I started to write a post labelling President Obama’s promise to cut the deficit in half as the first careless utterance of his term, and not a very good idea even if it could be done. Then I listened to the speech tonight and twigged to what he has in mind. Or at least I think I have.
I am sure there will be some self-defeating, triangulatory budget cuts coming down the pike, but it seems clear from the speech that what Obama plans is a form of what they used to call the Peace Dividend, the conversion of now-superfluous defense spending to other more useful purposes. So, a good chunk of Obama’s savings will come from winding down our commitment in Iraq and “not paying for Cold War-era weapons systems we don’t use.” This target was linked with several other examples of pork-barrel spending for GOP-leaning constituencies, such as ending “direct payments to large agribusinesses that don’t need them.” Amen! Munitions (my preferred more accurate retro term over “defense”) and agriculture have long been two areas in which vast sums of public money have spent to boost the profits of people who immediately turn around and give some of it back to politicians who promise to get the government off their backs. The Projectionist Right, you might call them, wards of the state who can’t stop complaining about it.

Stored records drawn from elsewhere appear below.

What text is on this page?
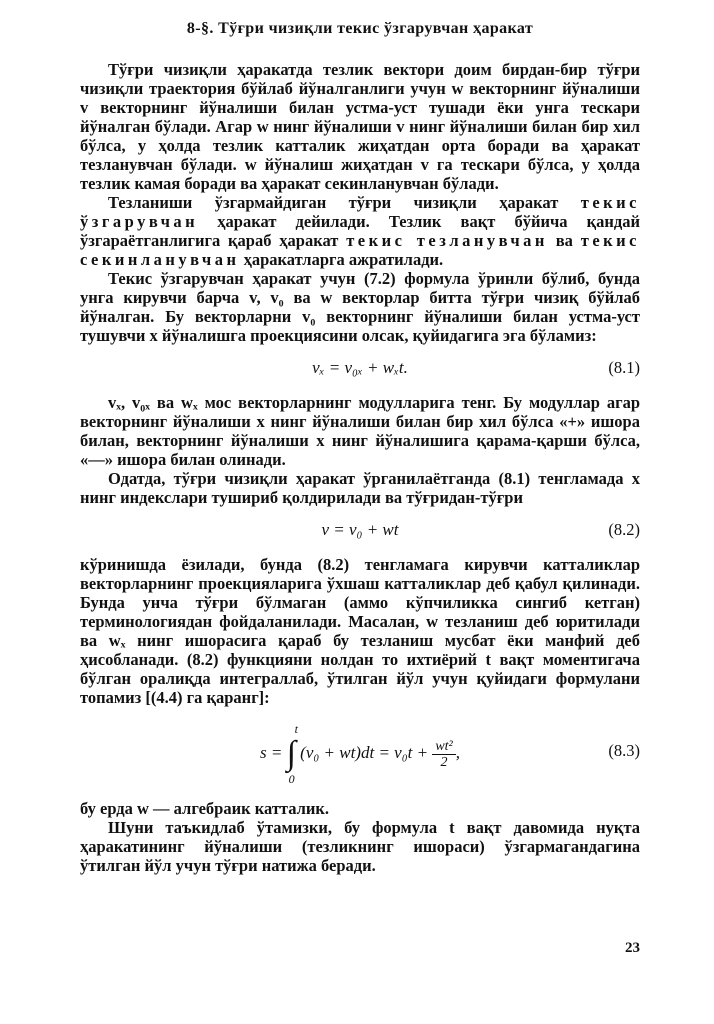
8-§. Тўғри чизиқли текис ўзгарувчан ҳаракат

Тўғри чизиқли ҳаракатда тезлик вектори доим бирдан-бир тўғри чизиқли траектория бўйлаб йўналганлиги учун w векторнинг йўналиши v векторнинг йўналиши билан устма-уст тушади ёки унга тескари йўналган бўлади. Агар w нинг йўналиши v нинг йўналиши билан бир хил бўлса, у ҳолда тезлик катталик жиҳатдан орта боради ва ҳаракат тезланувчан бўлади. w йўналиш жиҳатдан v га тескари бўлса, у ҳолда тезлик камая боради ва ҳаракат секинланувчан бўлади.

Тезланиши ўзгармайдиган тўғри чизиқли ҳаракат текис ўзгарувчан ҳаракат дейилади. Тезлик вақт бўйича қандай ўзгараётганлигига қараб ҳаракат текис тезланувчан ва текис секинланувчан ҳаракатларга ажратилади.

Текис ўзгарувчан ҳаракат учун (7.2) формула ўринли бўлиб, бунда унга кирувчи барча v, v₀ ва w векторлар битта тўғри чизиқ бўйлаб йўналган. Бу векторларни v₀ векторнинг йўналиши билан устма-уст тушувчи x йўналишга проекциясини олсак, қуйидагига эга бўламиз:

vₓ = v₀ₓ + wₓt.	(8.1)

vₓ, v₀ₓ ва wₓ мос векторларнинг модулларига тенг. Бу модуллар агар векторнинг йўналиши x нинг йўналиши билан бир хил бўлса «+» ишора билан, векторнинг йўналиши x нинг йўналишига қарама-қарши бўлса, «—» ишора билан олинади.

Одатда, тўғри чизиқли ҳаракат ўрганилаётганда (8.1) тенгламада x нинг индекслари тушириб қолдирилади ва тўғридан-тўғри

v = v₀ + wt	(8.2)

кўринишда ёзилади, бунда (8.2) тенгламага кирувчи катталиклар векторларнинг проекцияларига ўхшаш катталиклар деб қабул қилинади. Бунда унча тўғри бўлмаган (аммо кўпчиликка сингиб кетган) терминологиядан фойдаланилади. Масалан, w тезланиш деб юритилади ва wₓ нинг ишорасига қараб бу тезланиш мусбат ёки манфий деб ҳисобланади. (8.2) функцияни нолдан то ихтиёрий t вақт моментигача бўлган оралиқда интеграллаб, ўтилган йўл учун қуйидаги формулани топамиз [(4.4) га қаранг]:

s = ∫
t
0
$(v_0 + wt)dt = v_0t + \frac{\text{wt²}}{2}$ ,	(8.3)

бу ерда w — алгебраик катталик.

Шуни таъкидлаб ўтамизки, бу формула t вақт давомида нуқта ҳаракатининг йўналиши (тезликнинг ишораси) ўзгармагандагина ўтилган йўл учун тўғри натижа беради.

23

The really clever and yet doubly praiseworthy bit had to do with the changes in government accounting practices Obama plans to implement:
Finally, because we’re also suffering from a deficit of trust, I am committed to restoring a sense of honesty and accountability to our budget. That is why this budget looks ahead ten years and accounts for spending that was left out under the old rules – and for the first time, that includes the full cost of fighting in Iraq and Afghanistan. For seven years, we have been a nation at war. No longer will we hide its price.
An incredible and increasing proportion of the government’s spending on “national security” has been hidden since the beginning of the Cold War, especially in the Reagan and Bush years. Obviously minmizing these figures made it easier to make the typical GOP arguments for transferring money from domestic social programs to their favored constituencies, under the pretense that the federal budget was bloated with wasteful “welfare” programs while Baby Pentagon went begging for a new set of aircraft carriers. Obama’s more honest accounting will shock people with just how much of our national wealth we have been flushing down the defense establishment all these years. By revising the Bush era deficits vastly upward, it will also make this cutting the deficit in half promise considerably more achievable.
Call it a potential case of doing well politically by doing something really good for the cause of honest government. That is high praise in my book.